Psalm 118:6 The Lord is on my side; I will not fear. What can man do to me?

Stop Crying!

 Have you ever had a 2 year old run up to you crying because another child took their toy? You immediately look at the child that “allegedly” took the toy and try and figure out if you should take the toy and give it back or just see what happens. Usually something does happen, like the child drops the toy and moves onto something else. You try and get the 2 year old’s attention to inform he/she that the toy is now free. They are so distraught that the toy was taken away that they can’t process the concept that the toy is now free. Eventually they get it, but the child that took the toy realizes the toy is once again a hot commodity and ends up running back and gets the toy before the 2 year has a chance to get it back. Lesson learned: Don’t let crying and complaining allow you to miss out on a new opportunity.


What you want a cookie?

Have you ever potty trained a toddler? Usually, when they “go on the potty” you reward them with a piece of candy or maybe a cookie. Why? It serves as an initiative. It provides motivation. It works too! They get so excited when they potty because they know what’s coming. You are excited too because your plan is working. All is good.
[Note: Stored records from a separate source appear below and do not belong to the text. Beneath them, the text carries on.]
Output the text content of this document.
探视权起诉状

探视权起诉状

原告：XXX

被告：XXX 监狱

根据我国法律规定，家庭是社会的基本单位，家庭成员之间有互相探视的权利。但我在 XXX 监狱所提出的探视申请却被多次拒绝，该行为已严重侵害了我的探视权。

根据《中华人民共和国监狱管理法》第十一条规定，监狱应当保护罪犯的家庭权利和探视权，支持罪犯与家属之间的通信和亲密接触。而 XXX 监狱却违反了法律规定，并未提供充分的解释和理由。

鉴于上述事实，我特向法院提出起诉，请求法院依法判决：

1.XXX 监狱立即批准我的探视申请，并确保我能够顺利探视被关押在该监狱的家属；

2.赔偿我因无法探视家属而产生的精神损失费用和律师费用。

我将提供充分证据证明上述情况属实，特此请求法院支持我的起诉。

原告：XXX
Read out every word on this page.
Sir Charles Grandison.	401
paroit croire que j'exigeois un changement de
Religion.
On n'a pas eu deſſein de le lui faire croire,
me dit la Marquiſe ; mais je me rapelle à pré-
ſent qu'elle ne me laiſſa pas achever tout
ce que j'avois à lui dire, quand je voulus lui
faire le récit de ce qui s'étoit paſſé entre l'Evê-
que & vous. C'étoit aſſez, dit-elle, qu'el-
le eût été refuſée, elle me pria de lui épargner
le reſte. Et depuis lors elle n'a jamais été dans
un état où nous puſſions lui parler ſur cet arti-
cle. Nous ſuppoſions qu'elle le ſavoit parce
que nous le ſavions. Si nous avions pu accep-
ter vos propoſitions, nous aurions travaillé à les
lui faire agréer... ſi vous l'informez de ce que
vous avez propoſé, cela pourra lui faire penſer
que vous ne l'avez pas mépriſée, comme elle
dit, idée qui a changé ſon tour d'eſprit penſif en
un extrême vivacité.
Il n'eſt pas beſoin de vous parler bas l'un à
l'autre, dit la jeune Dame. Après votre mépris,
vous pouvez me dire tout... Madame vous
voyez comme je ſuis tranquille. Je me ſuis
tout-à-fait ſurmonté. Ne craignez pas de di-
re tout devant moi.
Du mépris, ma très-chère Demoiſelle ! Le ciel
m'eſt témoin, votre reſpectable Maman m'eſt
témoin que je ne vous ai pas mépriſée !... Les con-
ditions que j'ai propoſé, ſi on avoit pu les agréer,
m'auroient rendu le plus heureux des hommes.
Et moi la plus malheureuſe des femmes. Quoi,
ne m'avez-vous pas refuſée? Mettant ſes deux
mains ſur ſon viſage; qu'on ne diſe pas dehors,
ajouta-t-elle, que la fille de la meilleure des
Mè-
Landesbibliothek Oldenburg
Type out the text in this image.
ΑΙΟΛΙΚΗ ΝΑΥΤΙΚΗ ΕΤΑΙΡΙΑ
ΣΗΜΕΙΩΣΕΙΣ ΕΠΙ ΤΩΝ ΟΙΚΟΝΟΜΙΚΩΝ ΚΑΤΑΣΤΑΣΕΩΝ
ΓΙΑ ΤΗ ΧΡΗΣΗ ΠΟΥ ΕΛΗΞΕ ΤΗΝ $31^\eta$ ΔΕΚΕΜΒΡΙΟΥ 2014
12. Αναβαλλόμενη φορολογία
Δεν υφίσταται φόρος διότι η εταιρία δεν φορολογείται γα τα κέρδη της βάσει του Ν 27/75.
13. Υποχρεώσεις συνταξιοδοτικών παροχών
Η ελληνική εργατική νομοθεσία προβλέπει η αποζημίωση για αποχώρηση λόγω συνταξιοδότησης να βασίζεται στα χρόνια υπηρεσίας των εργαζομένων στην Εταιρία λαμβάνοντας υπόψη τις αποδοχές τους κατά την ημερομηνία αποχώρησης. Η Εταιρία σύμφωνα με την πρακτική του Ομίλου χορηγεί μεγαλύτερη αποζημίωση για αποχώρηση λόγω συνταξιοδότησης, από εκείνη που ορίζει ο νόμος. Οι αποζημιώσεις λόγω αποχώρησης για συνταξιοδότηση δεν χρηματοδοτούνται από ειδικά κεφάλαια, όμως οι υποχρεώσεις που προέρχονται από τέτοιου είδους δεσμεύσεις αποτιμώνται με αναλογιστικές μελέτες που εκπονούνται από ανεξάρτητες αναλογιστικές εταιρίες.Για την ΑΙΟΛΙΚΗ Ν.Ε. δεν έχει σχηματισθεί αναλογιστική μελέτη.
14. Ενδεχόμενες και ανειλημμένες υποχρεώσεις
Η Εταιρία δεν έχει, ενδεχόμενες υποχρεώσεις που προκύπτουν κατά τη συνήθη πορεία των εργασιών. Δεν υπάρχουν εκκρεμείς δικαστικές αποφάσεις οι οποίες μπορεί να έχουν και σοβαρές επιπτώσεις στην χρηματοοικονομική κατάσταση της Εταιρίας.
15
Then something changes. They are now potty trained, but they still expect you to be excited when they potty. They still want the reward…the cookie. Your attitude has now changed and you don’t feel that your toddler needs to be rewarded for something they are now “expected” to do. They (You) have accomplished what they were expected to accomplish according to their age and ability. It’s like celebrating a high school graduation two years after it happened. It was great when it happened, but now you have to move on. Continue to elevate.

Eventually you have to let the pull ups go!

I’ve potty trained toddlers in a day care setting. Usually parents bring their child in and say they put the child in pull ups and the training has begun. As a teacher you are excited for the child and parent. You still have other kids in your class who are wearing diapers and you hope that they will be motivated by seeing their friend use the potty. Then something interesting happens. A child that was in diapers shows up in pull ups, masters the potty, and is now wearing underwear. You look at the original pull up wearer who is still in pull ups and say, “what happened?” Why haven’t you elevated to the next level? Your friends and peers have surpassed you and they started behind you. It’s something to think about.



During my experience with toddlers I have often watched them play together. One of the most interesting things is to watch them build a tower with blocks. Either one or two things always happens, a friend comes around and tries to add blocks to the tower to make it higher or a friend comes around and knocks over the tower. When the helpful friend comes around, the toddler is often on the defense and tries to make the friend go away. He or she doesn’t understand that the friend is just trying to help. Now when the trouble making friend comes around and knocks over the tower they always have a look on their face like, “what did I do?” They know what they did but they didn’t realize the impact that it would have on their friend. In life you will be the 2 year old building the blocks, the helpful friend, and the trouble maker. When you are the one building the blocks make sure you allow help when it comes. When you knock down a tower, an enterprise, or an empire the least you can do is help the person rebuild it.